Help: Only winlogbeat index with date being created

Elastic Stack Elasticsearch
1

This is my current output:

output {

        if [type]=="syslog" {
                elasticsearch {
                hosts => ["localhost:9200"]
                index => "logstash-%{+yyyy.MM.dd}"
                }
        stdout { codec => rubydebug }
        file { path => "/etc/logstash/logstash-data/%{logstash}.%{+YYYY.MM.dd}" }
        }

        if [type]=="winlogbeat" {
                elasticsearch {
                hosts => ["localhost:9200"]
                index => "winlogbeat-%{+yyyy.MM.dd}"
                }
        stdout { codec => rubydebug }
        file { path => "/etc/logstash/logstash-data/%{winlogbeat}.%{+YYYY.MM.dd}" }
        }
}

However I am creating a winlogbeat-2022.03.21 index and a logstash index. In other words, only the winlogbeat index has the date. Can anyone tell me why or show me how to fix this?

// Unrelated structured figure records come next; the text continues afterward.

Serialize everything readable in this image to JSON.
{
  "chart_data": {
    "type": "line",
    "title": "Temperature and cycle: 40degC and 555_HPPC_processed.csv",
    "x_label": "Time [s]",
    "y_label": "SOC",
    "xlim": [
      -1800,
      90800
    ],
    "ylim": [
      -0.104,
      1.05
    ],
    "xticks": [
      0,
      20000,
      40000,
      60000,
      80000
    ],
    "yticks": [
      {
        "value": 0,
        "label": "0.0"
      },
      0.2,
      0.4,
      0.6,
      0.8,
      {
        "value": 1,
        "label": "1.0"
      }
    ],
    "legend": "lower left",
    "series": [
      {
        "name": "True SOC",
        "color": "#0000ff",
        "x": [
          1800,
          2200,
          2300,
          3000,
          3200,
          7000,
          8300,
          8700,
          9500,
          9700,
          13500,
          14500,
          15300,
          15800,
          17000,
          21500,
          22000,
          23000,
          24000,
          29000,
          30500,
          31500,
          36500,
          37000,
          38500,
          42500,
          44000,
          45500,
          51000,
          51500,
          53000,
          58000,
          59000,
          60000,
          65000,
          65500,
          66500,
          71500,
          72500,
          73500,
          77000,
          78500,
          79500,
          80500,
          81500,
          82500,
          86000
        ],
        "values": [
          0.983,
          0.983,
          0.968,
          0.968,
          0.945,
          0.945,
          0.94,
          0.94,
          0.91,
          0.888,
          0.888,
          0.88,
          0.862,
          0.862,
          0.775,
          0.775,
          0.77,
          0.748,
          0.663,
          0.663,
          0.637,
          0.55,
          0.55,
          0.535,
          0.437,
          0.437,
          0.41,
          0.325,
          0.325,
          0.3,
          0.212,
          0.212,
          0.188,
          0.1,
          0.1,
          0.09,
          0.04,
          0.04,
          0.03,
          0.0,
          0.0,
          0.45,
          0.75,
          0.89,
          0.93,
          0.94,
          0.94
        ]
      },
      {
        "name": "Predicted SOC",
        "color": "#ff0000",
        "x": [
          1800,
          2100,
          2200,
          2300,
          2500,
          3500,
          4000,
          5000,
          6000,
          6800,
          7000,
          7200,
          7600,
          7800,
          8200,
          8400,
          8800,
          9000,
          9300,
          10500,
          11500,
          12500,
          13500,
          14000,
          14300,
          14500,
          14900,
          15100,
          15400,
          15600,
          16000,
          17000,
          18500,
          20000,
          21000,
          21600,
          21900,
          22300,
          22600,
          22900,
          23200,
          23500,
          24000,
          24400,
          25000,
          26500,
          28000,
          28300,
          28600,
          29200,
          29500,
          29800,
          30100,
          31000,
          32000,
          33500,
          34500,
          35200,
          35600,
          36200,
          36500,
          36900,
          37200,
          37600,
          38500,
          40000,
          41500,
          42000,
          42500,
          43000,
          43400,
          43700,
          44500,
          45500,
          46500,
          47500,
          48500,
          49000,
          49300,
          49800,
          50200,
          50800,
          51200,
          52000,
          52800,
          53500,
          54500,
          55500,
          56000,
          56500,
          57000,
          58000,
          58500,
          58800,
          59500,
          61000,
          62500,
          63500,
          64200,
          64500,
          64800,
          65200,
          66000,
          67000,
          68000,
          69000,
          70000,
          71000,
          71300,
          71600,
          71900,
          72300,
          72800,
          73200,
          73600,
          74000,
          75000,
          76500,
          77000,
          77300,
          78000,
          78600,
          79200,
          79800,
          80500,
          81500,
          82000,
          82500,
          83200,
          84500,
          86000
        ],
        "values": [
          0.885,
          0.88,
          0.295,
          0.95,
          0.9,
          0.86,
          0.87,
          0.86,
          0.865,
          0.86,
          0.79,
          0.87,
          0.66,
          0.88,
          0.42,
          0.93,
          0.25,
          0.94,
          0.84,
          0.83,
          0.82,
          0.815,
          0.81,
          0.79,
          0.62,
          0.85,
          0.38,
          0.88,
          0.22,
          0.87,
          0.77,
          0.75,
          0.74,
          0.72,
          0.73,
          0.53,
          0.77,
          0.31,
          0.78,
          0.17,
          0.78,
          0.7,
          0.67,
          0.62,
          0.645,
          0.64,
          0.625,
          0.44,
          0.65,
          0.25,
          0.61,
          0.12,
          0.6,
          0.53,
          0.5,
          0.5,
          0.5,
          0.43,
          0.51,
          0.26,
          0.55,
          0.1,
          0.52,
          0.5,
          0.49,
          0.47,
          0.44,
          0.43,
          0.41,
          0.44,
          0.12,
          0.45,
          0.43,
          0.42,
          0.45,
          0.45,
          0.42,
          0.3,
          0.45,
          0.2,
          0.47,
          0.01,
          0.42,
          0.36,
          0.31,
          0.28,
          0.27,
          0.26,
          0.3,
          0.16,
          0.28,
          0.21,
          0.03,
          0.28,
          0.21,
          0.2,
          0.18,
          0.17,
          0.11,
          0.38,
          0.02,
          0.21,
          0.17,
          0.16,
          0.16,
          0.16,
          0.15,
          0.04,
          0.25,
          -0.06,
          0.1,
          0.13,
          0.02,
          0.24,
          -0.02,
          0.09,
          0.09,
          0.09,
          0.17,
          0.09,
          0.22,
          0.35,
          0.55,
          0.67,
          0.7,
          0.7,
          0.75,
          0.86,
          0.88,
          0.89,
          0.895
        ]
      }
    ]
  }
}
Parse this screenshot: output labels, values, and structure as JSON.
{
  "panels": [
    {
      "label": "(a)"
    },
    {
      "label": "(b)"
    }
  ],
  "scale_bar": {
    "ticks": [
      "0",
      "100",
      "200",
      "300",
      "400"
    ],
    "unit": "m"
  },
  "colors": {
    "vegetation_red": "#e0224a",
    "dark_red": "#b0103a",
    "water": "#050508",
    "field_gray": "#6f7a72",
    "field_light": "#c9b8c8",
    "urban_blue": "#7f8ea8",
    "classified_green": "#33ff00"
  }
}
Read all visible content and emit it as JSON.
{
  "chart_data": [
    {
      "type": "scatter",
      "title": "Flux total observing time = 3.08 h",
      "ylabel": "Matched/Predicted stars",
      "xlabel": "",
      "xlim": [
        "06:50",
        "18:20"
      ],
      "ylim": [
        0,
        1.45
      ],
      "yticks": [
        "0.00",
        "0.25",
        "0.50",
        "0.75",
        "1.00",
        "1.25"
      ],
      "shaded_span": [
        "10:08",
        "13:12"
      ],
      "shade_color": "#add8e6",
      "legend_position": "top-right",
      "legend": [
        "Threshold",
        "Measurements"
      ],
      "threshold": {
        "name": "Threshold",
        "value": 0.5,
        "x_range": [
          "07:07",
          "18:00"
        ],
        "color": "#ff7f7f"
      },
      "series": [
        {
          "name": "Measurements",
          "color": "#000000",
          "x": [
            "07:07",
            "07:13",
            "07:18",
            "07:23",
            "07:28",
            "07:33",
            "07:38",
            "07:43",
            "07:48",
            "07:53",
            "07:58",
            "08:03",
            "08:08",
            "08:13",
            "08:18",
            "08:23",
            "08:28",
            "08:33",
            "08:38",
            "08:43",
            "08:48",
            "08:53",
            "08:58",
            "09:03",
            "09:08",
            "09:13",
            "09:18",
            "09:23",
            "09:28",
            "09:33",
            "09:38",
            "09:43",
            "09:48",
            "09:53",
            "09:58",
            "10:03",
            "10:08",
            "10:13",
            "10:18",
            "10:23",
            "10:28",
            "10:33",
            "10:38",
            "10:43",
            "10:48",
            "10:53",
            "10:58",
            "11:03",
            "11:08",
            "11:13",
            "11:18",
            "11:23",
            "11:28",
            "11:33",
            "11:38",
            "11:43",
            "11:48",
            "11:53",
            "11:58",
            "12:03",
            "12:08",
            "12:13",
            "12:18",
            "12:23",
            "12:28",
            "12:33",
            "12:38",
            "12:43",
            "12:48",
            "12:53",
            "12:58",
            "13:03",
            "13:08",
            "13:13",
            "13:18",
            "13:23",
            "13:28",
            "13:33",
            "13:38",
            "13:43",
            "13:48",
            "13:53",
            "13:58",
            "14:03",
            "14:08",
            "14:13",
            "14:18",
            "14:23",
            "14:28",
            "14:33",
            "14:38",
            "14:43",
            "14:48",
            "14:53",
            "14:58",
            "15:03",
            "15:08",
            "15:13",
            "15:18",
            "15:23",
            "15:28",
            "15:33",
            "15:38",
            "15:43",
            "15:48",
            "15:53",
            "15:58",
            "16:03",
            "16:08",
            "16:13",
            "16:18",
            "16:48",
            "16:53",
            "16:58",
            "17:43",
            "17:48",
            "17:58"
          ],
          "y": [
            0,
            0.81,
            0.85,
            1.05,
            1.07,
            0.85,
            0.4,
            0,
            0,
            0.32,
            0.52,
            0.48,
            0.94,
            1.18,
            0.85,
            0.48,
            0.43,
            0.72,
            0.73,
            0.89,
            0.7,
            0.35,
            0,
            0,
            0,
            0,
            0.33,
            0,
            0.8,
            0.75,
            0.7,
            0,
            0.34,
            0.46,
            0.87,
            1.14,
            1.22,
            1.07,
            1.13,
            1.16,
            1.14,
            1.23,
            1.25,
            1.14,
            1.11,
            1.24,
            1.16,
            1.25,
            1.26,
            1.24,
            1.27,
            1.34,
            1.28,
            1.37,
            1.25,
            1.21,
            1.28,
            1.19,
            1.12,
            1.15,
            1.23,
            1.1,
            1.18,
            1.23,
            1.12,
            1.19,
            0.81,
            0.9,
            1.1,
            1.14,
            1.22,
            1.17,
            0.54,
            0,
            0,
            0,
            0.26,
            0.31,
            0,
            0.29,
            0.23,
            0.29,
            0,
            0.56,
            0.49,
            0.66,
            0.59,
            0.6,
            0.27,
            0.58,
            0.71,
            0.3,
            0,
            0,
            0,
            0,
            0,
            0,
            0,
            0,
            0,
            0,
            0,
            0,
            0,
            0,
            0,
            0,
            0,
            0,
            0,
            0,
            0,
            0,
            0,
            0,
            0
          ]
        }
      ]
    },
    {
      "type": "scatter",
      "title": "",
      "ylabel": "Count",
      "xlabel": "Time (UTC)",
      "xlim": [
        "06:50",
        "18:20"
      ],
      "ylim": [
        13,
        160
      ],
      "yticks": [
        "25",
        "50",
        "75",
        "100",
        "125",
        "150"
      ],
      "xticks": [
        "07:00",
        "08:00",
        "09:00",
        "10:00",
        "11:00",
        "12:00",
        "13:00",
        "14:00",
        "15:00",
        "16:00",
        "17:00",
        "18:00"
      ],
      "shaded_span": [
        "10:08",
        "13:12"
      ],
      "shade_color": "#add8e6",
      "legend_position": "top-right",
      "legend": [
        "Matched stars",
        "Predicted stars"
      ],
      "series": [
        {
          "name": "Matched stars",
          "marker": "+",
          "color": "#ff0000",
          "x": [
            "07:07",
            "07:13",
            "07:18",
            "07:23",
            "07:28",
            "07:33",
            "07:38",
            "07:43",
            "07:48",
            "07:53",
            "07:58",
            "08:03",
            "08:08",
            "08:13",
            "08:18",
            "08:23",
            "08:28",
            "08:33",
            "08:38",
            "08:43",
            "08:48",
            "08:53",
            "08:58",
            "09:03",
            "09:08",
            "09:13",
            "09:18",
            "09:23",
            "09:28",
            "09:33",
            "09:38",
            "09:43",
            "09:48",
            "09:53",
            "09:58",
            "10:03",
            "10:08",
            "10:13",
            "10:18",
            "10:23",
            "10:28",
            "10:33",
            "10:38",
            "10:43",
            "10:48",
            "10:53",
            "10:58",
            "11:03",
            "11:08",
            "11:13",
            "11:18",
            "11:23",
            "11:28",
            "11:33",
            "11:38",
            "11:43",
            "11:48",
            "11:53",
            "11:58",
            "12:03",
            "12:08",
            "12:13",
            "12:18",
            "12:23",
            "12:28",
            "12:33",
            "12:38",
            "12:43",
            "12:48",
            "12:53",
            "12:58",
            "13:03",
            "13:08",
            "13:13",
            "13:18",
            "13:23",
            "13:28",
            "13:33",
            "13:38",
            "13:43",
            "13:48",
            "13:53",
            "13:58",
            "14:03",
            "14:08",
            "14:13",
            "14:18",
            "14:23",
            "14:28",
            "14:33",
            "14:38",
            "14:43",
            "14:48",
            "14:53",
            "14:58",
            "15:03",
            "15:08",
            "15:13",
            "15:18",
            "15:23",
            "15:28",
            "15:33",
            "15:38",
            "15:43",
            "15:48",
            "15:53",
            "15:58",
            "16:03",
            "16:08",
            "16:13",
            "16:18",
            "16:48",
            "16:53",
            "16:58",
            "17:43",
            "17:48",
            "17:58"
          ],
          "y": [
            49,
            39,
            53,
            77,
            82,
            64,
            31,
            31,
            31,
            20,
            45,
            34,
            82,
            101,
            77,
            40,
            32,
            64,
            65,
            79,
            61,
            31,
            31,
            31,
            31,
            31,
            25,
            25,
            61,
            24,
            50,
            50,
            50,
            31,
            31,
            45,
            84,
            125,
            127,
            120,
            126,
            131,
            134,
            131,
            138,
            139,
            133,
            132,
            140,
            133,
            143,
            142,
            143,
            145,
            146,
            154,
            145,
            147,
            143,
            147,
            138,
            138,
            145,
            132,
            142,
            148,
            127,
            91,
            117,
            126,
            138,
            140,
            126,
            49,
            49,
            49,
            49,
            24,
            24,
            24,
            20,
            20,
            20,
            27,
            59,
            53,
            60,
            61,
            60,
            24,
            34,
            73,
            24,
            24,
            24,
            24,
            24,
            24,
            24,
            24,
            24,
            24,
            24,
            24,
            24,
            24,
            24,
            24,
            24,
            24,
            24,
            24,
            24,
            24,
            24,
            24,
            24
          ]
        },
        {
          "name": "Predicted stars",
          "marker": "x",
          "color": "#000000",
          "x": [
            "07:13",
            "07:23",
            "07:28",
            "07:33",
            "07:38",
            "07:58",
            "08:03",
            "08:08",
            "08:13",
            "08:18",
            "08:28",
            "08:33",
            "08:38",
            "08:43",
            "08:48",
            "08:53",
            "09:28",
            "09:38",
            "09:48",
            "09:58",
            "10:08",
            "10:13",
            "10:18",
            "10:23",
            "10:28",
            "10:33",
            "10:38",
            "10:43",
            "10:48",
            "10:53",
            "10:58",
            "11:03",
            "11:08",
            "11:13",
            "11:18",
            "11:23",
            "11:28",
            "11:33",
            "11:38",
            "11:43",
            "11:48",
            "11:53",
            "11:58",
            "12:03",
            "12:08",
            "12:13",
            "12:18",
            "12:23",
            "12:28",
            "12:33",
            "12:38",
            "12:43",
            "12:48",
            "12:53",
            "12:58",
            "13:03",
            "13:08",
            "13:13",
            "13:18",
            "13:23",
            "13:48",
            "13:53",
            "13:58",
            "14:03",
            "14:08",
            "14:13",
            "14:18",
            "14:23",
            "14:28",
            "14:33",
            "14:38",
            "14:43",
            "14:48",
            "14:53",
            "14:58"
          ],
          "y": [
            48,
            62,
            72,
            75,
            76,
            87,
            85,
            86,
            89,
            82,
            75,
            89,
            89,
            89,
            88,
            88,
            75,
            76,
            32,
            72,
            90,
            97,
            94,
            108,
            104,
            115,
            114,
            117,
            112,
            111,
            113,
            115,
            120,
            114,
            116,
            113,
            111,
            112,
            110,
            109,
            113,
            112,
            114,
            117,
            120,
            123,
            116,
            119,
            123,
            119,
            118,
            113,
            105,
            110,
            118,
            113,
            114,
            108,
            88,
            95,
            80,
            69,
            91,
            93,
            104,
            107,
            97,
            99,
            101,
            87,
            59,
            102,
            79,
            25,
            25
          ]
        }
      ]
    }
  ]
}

Also this is my current date field in my filter:

date {
            match => [ "[sslvpn][time]", "yyyy-MM-dd HH:mm:ss" ]
            target => "@timestamp"
    }

But unsure what else to add. I understand that winlogbeat might have the built-in yyyy.MM.dd format, but SSLVPN/Logstash may need to be filtered/created on its own.

2

Shouldnt your second "if" needs to be "else if" ?

3

Not 100% sure but my winlogbeat seems to be working as intended just with the "if".

4

This topic was automatically closed 28 days after the last reply. New replies are no longer allowed.